The US drone fleet has been stretched to a “breaking point” due to an increased demand for missions coupled with a shortage of pilots, Dave Majumdar reports for The Daily Beast citing military officials and an internal service memo.
The constant demand on the Air Force from the Pentagon for drone flights, especially in light of US-led efforts against ISIS in Iraq and Syria, has placed significant strain on the branch’s ability to carry out drone operations.
The Air Force’s Air Combat Command (ACC) “believes we are about to see a perfect storm of increased COCOM [Combatant Commander] demand, accession reductions, and outflow increases that will damage the readiness and combat capability of the MQ-1/9 enterprise for years to come,” an internal ACC memo obtained by The Daily Beast states.
The essence of this problem lies with the Air Force not having the manpower necessary to operate the drone fleet at the levels the Pentagon demands.
Ideally, according to the internal memo, the Air Force would want a crew ratio of 10 pilots to each drone during normal operations.
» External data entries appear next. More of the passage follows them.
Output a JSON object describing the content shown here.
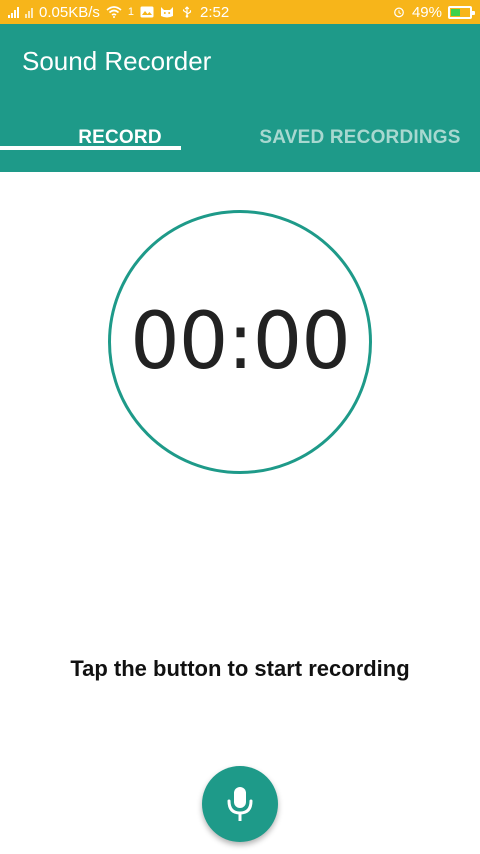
{
  "status_bar": {
    "speed": "0.05KB/s",
    "sim_indicator": "1",
    "time": "2:52",
    "battery": "49%",
    "battery_level_pct": 49
  },
  "app": {
    "title": "Sound Recorder",
    "accent": "#1e9a89",
    "status_color": "#f7b51a"
  },
  "tabs": [
    {
      "label": "RECORD",
      "active": true
    },
    {
      "label": "SAVED RECORDINGS",
      "active": false
    }
  ],
  "timer": {
    "value": "00:00"
  },
  "hint": {
    "text": "Tap the button to start recording"
  },
  "fab": {
    "icon": "microphone-icon"
  }
}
During emergencies, that ratio could be allowed to drop to 8.5 people per drone. However, the Air Force is struggling to even reach its emergency ratio numbers during drone flights.
“ACC squadrons are currently executing steady-state, day-to-day operations (65 CAPs) at less than an 8:1 crew-to-CAP ratio. This directly violates our red line for RPA [remotely pilot aircraft] manning and combat operations,” the memo states.
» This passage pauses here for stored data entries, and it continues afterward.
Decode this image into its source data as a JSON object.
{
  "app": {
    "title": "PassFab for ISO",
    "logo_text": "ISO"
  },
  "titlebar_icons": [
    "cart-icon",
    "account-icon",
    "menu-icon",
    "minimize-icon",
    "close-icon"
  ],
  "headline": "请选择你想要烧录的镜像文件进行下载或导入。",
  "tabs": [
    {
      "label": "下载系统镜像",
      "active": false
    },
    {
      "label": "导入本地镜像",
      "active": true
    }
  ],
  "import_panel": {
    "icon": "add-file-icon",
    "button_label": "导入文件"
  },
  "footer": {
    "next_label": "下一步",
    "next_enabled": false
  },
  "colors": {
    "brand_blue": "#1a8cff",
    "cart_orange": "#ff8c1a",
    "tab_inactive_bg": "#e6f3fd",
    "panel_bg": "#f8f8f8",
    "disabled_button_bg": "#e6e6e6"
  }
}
This shortage in drone pilots has led to work difficulties for the pilots, including canceled leaves and the inability for pilots to attend military education courses. This has had the effect of convincing scores of drone pilots to leave the Air Force altogether.
“Pilot production has been decimated to match the steady demand placed upon the RPA community by keeping ‘all hands’ in the fight,” the ACC memo stated.
The problem of finding enough pilots to carry out drone missions has plagued the Air Force since at least 2013, Agence France Pressereports. Attrition for drone operators is three times higher than for normal pilots in the Air Force.
This attrition rate is thought to be due to a combination of the demanding hours that drone operators have to work coupled with the fact that drone pilots have a 13% lower promotion rate than other military fields.